Но самое высокое удовольствие доставлял ей турок Мамет-Оглы, возивший на сером муле воду из речки на питательный пункт. Когда она издали видела голову, красиво обмотанную башлыком, она знала, что это – Мамет и бежала навстречу.
– Мамет-Оглы! Мамет! добры-день!
Он отвечал ей тихим, ласковым лошадиным ржанием:
– Гы-гы-гы.
И Зося каждый раз с любопытством заглядывала ему в рот и удивлялась, почему это у него такая черная дырка, как раз там, где у всех людей передние зубы.

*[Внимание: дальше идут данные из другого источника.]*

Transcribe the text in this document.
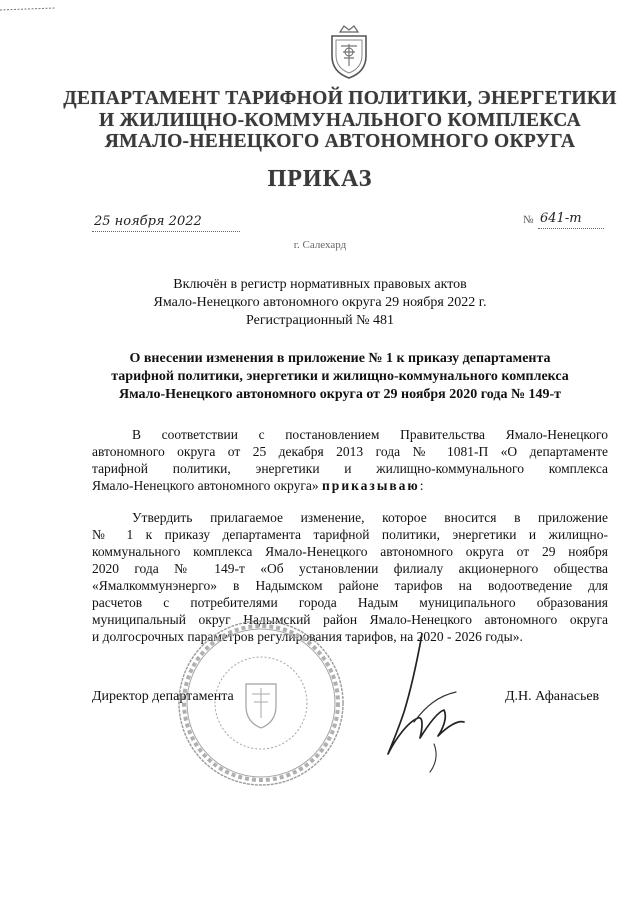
ДЕПАРТАМЕНТ ТАРИФНОЙ ПОЛИТИКИ, ЭНЕРГЕТИКИ
И ЖИЛИЩНО-КОММУНАЛЬНОГО КОМПЛЕКСА
ЯМАЛО-НЕНЕЦКОГО АВТОНОМНОГО ОКРУГА
ПРИКАЗ
25 ноября 2022	№ 641-т
г. Салехард
Включён в регистр нормативных правовых актов
Ямало-Ненецкого автономного округа 29 ноября 2022 г.
Регистрационный № 481
О внесении изменения в приложение № 1 к приказу департамента
тарифной политики, энергетики и жилищно-коммунального комплекса
Ямало-Ненецкого автономного округа от 29 ноября 2020 года № 149-т
В соответствии с постановлением Правительства Ямало-Ненецкого
автономного округа от 25 декабря 2013 года № 1081-П «О департаменте
тарифной политики, энергетики и жилищно-коммунального комплекса
Ямало-Ненецкого автономного округа» приказываю:
Утвердить прилагаемое изменение, которое вносится в приложение
№ 1 к приказу департамента тарифной политики, энергетики и жилищно-
коммунального комплекса Ямало-Ненецкого автономного округа от 29 ноября
2020 года № 149-т «Об установлении филиалу акционерного общества
«Ямалкоммунэнерго» в Надымском районе тарифов на водоотведение для
расчетов с потребителями города Надым муниципального образования
муниципальный округ Надымский район Ямало-Ненецкого автономного округа
и долгосрочных параметров регулирования тарифов, на 2020 - 2026 годы».
Директор департамента	Д.Н. Афанасьев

Мамет сажал ее на мокрый бочонок. Упираясь ногами в передок дрог, Зося с высоты радостно обозревала весь свет – знакомый, но сверху такой новый и интересный. Ей очень еще хотелось, чтобы в руках у нее были вожжи, как у Карапета. Но Кючук, маленький мул, возил воду без вожжей, знал дорогу. Иногда Мамет вместо вожжей давал Зосе хвост Кючука, очень грязный и жесткий, но это было ничего: Зося с удовольствием подергивала за этот хвост, как Карапет дергал вожжи. Кючук терпеливо выносил это, но иногда для потехи брыкался и попадал ногой по передней оси. Зося звонко хохотала. Ласково, по-лошадиному, ржал Мамет:
– Гы-гы-гы...
Памятный для Зоси день начался слезами. Она ждала Мамета с речки и от скуки обгрызала еловую веточку. Показался Мамет и серый Кючук с боченком. Зося хотела крикнуть: «день добрый!» – глотнула воздуха и подавилась, – острая боль в глотке заставила ее закричать благим матом. Через несколько минут весь пункт метался в тревожной суматохе: Зося подавилась.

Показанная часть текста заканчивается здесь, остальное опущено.